L’effet de la stagnation européenne est différent d’une société à l’autre. Geberit est davantage pénalisé que des sociétés plus globales comme Straumann ou Lindt & Sprüngli. Il est effectivement à craindre qu’un groupe très présent en Europe cela se traduira par une baisse de la croissance du chiffre d'affaires.

Est-ce que le marché suisse est cher?
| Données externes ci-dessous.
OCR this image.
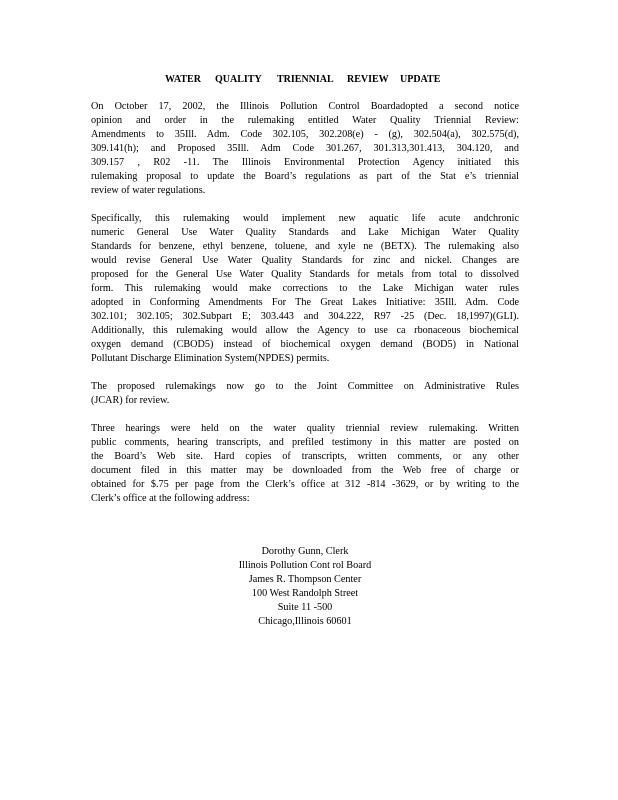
WATER	QUALITY	TRIENNIAL	REVIEW	UPDATE
On October 17, 2002, the Illinois Pollution Control Boardadopted a second notice
opinion and order in the rulemaking entitled Water Quality Triennial Review:
Amendments to 35Ill. Adm. Code 302.105, 302.208(e) - (g), 302.504(a), 302.575(d),
309.141(h); and Proposed 35Ill. Adm Code 301.267, 301.313,301.413, 304.120, and
309.157 , R02 -11. The Illinois Environmental Protection Agency initiated this
rulemaking proposal to update the Board’s regulations as part of the Stat e’s triennial
review of water regulations.
Specifically, this rulemaking would implement new aquatic life acute andchronic
numeric General Use Water Quality Standards and Lake Michigan Water Quality
Standards for benzene, ethyl benzene, toluene, and xyle ne (BETX). The rulemaking also
would revise General Use Water Quality Standards for zinc and nickel. Changes are
proposed for the General Use Water Quality Standards for metals from total to dissolved
form. This rulemaking would make corrections to the Lake Michigan water rules
adopted in Conforming Amendments For The Great Lakes Initiative: 35Ill. Adm. Code
302.101; 302.105; 302.Subpart E; 303.443 and 304.222, R97 -25 (Dec. 18,1997)(GLI).
Additionally, this rulemaking would allow the Agency to use ca rbonaceous biochemical
oxygen demand (CBOD5) instead of biochemical oxygen demand (BOD5) in National
Pollutant Discharge Elimination System(NPDES) permits.
The proposed rulemakings now go to the Joint Committee on Administrative Rules
(JCAR) for review.
Three hearings were held on the water quality triennial review rulemaking. Written
public comments, hearing transcripts, and prefiled testimony in this matter are posted on
the Board’s Web site. Hard copies of transcripts, written comments, or any other
document filed in this matter may be downloaded from the Web free of charge or
obtained for $.75 per page from the Clerk’s office at 312 -814 -3629, or by writing to the
Clerk’s office at the following address:
Dorothy Gunn, Clerk
Illinois Pollution Cont rol Board
James R. Thompson Center
100 West Randolph Street
Suite 11 -500
Chicago,Illinois 60601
N’assiste-t-on pas à une tendance dans laquelle le marché est certes cher mais ne cesse de monter comme le dit l’expression «escalader un mur d’inquiétude»?

Le marché se sépare en deux parties. Les grandes valeurs du SMI sont correctement évaluées en comparaison historique. Les small & midcaps sont bon marché sur cette base historique et nous pensons qu’elles surperformeront en 2024 quand les baisses des taux d’intérêt seront bien engagée, au 2e semestre. Il est donc très intéressant d’être investi en small & midcaps suisses dans une perspective à 12 mois.

Vos choix sont le fruit d’analyses fondamentales, mais comment comprendre que la performance par exemple de votre fonds Ethos Equities, Swiss Mid & Small soit très proche de l’indice SPI Extra?

A l’inverse de votre sentiment, c’est un fonds actif géré en fonction de contraintes très fortes. Il faut savoir que bien la moitié des quelque 200 actions suisses sont exclues de l’univers d’investissement parce qu’elles ne répondent pas aux stricts critères environnementaux, sociaux et de gouvernance (ESG) d’Ethos.

Quel est l’état de la demande des investisseurs pour les critères ESG dans les actions suisses?

Le respect des critères ESG est une priorité absolue pour de très nombreux investisseurs institutionnels.